The operator is under immense stress after Nigerian authorities demanded the group pay back over $10 billion – $8.1 billion in alleged aunathorised dividend expatriation, and a further $2 billion fine related to back-taxes.
MTN has denied both claims.
At the start of September, the Central Bank of Nigeria (CBN) alleged improper dividend repatriations by MTN Nigeria and requested that $8.1 billion be returned “to the coffers of the CBN”, which sent the mobile operator’s share price crashing 20% at the time. The share was trading around R107 a share before the crash.
The CNB accused MTN and lenders of “flagrantly violating foreign-exchange violations” in taking cash out of the country over eight years through 2015.
MTN’s woes were then exacerbated a week later, when the Nigerian Attorney General (AG) said an assessment of tax compliance found that MTN Nigeria should have paid approximately $2.0 billion in taxes relating to the importation of foreign equipment and payments to foreign suppliers over the last 10 years.
This announcement sent MTN’s shares crashing yet again.
MTN has since applied to the Federal High Court of Nigeria for ‘injunctive relief’ to protect its assets from the CBN and the Attorney General.
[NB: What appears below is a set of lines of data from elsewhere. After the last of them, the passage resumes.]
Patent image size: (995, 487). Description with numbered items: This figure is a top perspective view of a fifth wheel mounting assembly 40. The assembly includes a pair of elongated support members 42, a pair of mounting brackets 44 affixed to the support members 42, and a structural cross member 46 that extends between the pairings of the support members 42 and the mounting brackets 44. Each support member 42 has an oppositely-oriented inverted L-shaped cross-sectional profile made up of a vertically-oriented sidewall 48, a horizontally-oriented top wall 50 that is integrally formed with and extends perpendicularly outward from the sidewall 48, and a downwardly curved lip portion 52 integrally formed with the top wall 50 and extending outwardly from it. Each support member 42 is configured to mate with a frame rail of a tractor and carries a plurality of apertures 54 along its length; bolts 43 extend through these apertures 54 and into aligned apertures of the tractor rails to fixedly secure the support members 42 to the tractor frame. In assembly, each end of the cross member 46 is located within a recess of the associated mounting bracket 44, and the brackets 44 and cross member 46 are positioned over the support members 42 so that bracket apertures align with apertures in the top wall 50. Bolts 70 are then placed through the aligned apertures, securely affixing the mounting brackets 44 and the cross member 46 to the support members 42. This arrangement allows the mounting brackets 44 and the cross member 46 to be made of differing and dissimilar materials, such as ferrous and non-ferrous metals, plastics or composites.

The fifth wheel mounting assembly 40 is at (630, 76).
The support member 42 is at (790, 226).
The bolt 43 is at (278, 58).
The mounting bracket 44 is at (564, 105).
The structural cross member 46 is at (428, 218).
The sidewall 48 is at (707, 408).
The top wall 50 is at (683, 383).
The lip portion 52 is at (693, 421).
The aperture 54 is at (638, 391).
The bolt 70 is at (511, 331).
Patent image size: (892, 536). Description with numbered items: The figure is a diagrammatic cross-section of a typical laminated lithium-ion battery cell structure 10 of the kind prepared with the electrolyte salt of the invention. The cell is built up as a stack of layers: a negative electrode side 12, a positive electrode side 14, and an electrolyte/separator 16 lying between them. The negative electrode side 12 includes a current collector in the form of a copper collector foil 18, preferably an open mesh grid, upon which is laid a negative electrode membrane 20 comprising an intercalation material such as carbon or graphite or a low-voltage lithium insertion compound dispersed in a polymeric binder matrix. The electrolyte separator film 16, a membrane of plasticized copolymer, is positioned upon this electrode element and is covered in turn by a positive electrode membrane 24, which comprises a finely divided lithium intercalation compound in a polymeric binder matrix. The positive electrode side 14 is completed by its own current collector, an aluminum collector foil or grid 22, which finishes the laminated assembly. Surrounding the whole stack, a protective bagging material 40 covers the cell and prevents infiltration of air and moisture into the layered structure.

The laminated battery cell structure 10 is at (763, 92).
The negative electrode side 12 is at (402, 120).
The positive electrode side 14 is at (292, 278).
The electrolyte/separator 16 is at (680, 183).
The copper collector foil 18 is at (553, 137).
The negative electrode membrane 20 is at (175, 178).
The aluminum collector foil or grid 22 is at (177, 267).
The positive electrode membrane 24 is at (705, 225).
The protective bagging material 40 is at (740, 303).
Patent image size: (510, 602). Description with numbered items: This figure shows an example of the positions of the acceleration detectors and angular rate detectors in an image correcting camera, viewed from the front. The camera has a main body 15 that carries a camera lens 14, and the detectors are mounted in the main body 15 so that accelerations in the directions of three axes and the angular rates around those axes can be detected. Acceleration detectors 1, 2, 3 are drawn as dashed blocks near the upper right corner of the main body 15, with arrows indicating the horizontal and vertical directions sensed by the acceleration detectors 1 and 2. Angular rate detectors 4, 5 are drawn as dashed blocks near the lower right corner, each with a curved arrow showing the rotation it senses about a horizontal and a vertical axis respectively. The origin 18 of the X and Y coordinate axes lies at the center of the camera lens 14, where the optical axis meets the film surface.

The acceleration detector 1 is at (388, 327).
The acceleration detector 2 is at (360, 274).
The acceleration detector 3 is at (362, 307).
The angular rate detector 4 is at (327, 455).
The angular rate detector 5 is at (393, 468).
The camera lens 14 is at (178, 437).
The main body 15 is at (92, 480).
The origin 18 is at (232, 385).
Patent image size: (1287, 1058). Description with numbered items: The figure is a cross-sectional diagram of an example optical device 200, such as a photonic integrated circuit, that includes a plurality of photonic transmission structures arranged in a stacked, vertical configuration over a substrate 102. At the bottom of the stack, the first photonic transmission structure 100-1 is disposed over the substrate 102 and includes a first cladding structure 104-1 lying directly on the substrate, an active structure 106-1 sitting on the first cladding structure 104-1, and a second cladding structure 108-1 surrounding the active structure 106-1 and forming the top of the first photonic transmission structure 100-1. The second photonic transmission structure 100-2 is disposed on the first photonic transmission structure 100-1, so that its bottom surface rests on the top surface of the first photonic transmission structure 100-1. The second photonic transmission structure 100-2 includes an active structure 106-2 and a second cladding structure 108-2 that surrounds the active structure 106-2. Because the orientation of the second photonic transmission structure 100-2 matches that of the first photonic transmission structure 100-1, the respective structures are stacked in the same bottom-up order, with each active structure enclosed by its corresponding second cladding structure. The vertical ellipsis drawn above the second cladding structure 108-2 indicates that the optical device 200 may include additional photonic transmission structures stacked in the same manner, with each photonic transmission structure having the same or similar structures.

On Wednesday (12 September), MTN accused the the Attorney General of overreaching with the back-taxes claim, saying that he “ought not to have undertaken an unauthorised process which has caused undue, unwarranted and untold injury to” the company’s reputation.
According to reports, MTN is now seeking 2 billion naira ($5.5 million) in damages and a further 1 billion naira in legal costs.
At 11h00, the MTN share price was at R69.95 a share. The group’s share price is down 47% from R133 at the start of the year, giving it a market cap of R131 billion – which is smaller than the Nigerian fines combined (R152 billion).